M.J. Schmitt: Validation, investigation, visualization, and methodology. C. Company: Validation, investigation, visualization, and methodology. Y. Dramaretska: Validation, investigation, visualization, and methodology. I. Barozzi: Resources, software, validation, investigation, and methodology. A. Göhrig: Validation and investigation. S. Kertalli: Validation. M. Großmann: Validation. H. Naumann: Validation. M.P. Sanchez-Bailon: Validation. D. Hulsman: Validation. R. Glass: Resources. M. Squatrito: Software, validation, investigation, visualization, methodology, writing–review and editing. M. Serresi: Formal analysis, validation, investigation, visualization, methodology, writing–review and editing. G. Gargiulo: Conceptualization, resources, data curation, formal analysis, supervision, funding acquisition, validation, investigation, visualization, methodology, writing-original draft, project administration, writing–review and editing.

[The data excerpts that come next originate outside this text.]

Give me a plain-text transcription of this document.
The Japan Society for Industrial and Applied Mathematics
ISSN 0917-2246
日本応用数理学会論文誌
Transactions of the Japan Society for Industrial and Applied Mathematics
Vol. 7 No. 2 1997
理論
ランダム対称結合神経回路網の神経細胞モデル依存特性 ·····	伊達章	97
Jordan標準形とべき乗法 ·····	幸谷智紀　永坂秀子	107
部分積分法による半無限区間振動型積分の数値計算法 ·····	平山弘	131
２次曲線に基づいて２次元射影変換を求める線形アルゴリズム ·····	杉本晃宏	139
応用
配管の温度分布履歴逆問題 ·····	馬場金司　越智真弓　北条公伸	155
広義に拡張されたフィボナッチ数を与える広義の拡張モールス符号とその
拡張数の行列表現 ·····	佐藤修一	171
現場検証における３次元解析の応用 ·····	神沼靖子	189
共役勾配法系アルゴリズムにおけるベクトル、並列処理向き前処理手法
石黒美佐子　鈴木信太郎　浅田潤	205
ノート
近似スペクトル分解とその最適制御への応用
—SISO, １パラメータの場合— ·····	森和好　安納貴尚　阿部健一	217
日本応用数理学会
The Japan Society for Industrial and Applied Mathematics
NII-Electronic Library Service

We thank E. Guccione, A. Carugo, and A.P. Haramis for critical reading of the manuscript, L. Li for help with figures, R. Hodge for proofreading, and past and present members of the Gargiulo lab and advisory board for support. We are grateful to M.v. Lohuizen for support and critical advice, N. Zampieri, S. Dietrich, and J. Martins for support with imaging, genomics (R. Kerkhoven, NKI, S. Sauer and T. Borodina, MDC), FACS (F.v. Diepen, NKI, and H.-P. Rahn, MDC), Imaging (A. Sporbert, MDC) facilities and infrastructures, in vivo experiments (EPO GmbH), and A. Hufton and A. Sparmann for discussions. The GBM2, GBM14, NCH421K, and GBM166, GBM179 and BLN5, and BLN7 GSCs were a kind gift from R. Glass, P. Dirks, and P. Euskirchen, respectively. The Human Brunello CRISPR knockout pooled library was a gift from David Root and John Doench (Addgene #73178); hMG-cl.20, CD34+ cells, and THP-1 cells were kind gifts from D. Alvarez-Carbonell, K. Rajewsky, and S. Minucci, respectively. Data analyses include data generated by the TCGA Research Network: https://www.cancer.gov/tcga. C. Company, M.J. Schmitt, and Y. Dramaretska are graduate students with Humboldt University and S. Kertalli with BSIO-Charitè Medical University. M. Squatrito is supported by a grant from the Seve Ballesteros Foundation. The G. Gargiulo lab acknowledges funding from MDC, Helmholtz (VH-NG-1153), ERC (714922), and KWF (NKI-2013 and NKI-2014-7208).